Paris and Crete? Colour me jealous , though yes, the view looks lovely. Now get off the Internet and do something fun!

[Aran]

http://pied-piper.ermarian.net/

 

It is done.

 

Please point out any problems you notice, but unfortunately I won't get around to fixing them until next week.

[Lilith]

Originally Posted By: HOUSE of S

Lilith seems to be quite digusted with the Reverend Sailor.

i'm what now

keep in mind last time you talked to me about it i was hung over and would have responded to anything you said with "ugh"

[Men are from Slars]

Aran, it looks terrific -- and seems to work more smoothly than the old version. Hooray!

[Dintiradan]

I found a couple errors:

 

Avernum Reloaded IC 2

 

Avernum Reloaded Summaries 2

 

(For reference, Avernum Reloaded OOC 2 works.)

[Callie]

Yay!

 

*is reading a thread started by Scorpius...*

[Men are from Slars]

Is it the one about laying eggs? That was my favourite.

[Callie]

Originally Posted By: Slarty

Is it the one about laying eggs? That was my favourite.
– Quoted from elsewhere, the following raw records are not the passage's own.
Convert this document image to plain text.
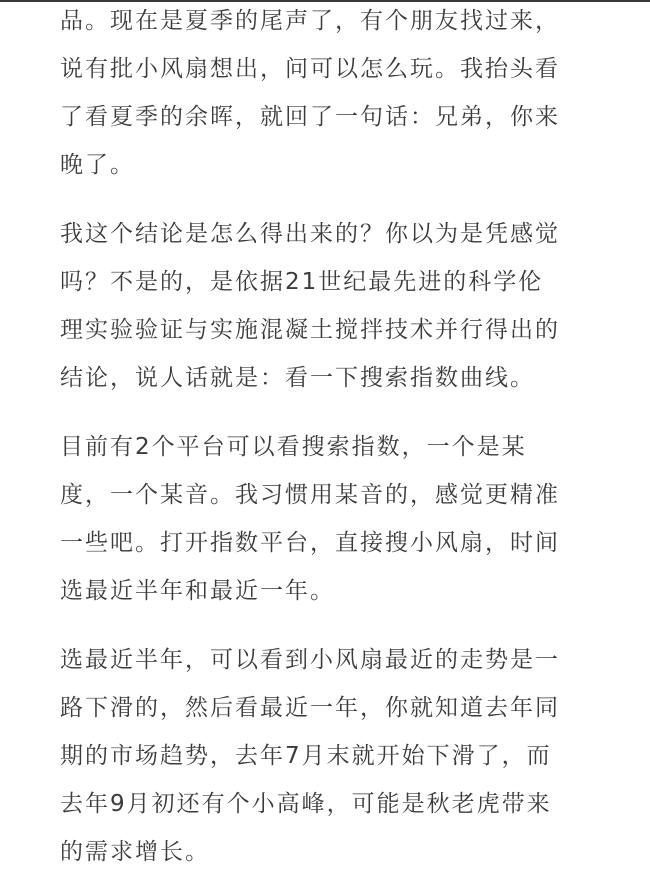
品。现在是夏季的尾声了，有个朋友找过来，
说有批小风扇想出，问可以怎么玩。我抬头看
了看夏季的余晖，就回了一句话：兄弟，你来
晚了。

我这个结论是怎么得出来的？你以为是凭感觉
吗？不是的，是依据21世纪最先进的科学伦
理实验验证与实施混凝土搅拌技术并行得出的
结论，说人话就是：看一下搜索指数曲线。

目前有2个平台可以看搜索指数，一个是某
度，一个某音。我习惯用某音的，感觉更精准
一些吧。打开指数平台，直接搜小风扇，时间
选最近半年和最近一年。

选最近半年，可以看到小风扇最近的走势是一
路下滑的，然后看最近一年，你就知道去年同
期的市场趋势，去年7月末就开始下滑了，而
去年9月初还有个小高峰，可能是秋老虎带来
的需求增长。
The one about lolcats. I asked if Scorpius ever made straightforward posts and he promptly replied with a link to pillow-y mounds of mashed potatoes.

Yeah...

[Kelandon]

I just re-read a bunch of my old posts. We had some fun arguments in late 2007 and early 2008. Whatever happened to those, anyway?

 

Some of my favorite one-liners:

 

"At some point, I suggested that I should make an Echoes scenario and TM should make a Slith Homeland scenario. I still think he should."

 

"I was about to say that ADoS is apparently the lesser man that I am not, but then I clicked on the link. ADoS knows more about being less than I ever will."

 

"This caused me to go back and check the '06 bannings. Ah, the memories."

 

"Evidently this is the reason that topic-locking exists."

 

"Man, you don't even like cheesecake." (Much funnier in context.)

 

"My point was simply that the fact that some people are damn fools cannot itself be blamed on Albert A. Gore."

 

And, to top it all off: "If you don't like it, shut up and stop reading."

 

Also, apparently broken: http://pied-piper.ermarian.net/member/4045?page=10

[Men are from Slars]

The one where Excalibur submits a blank http address.

 

EDIT: Kel, was that a response to my perverting Drakey's mango comment into a cheesecake comment?

[Dintiradan]

Heh, I was reading the one about attempted murder being a victimless crime. But yes, the egg-laying topic is my favourite. Half the community was giving bemused answers to the first question, the other half was remaining silent because we all knew what the follow-up question would be.

 

Excalibur: That's a broken link, by the way.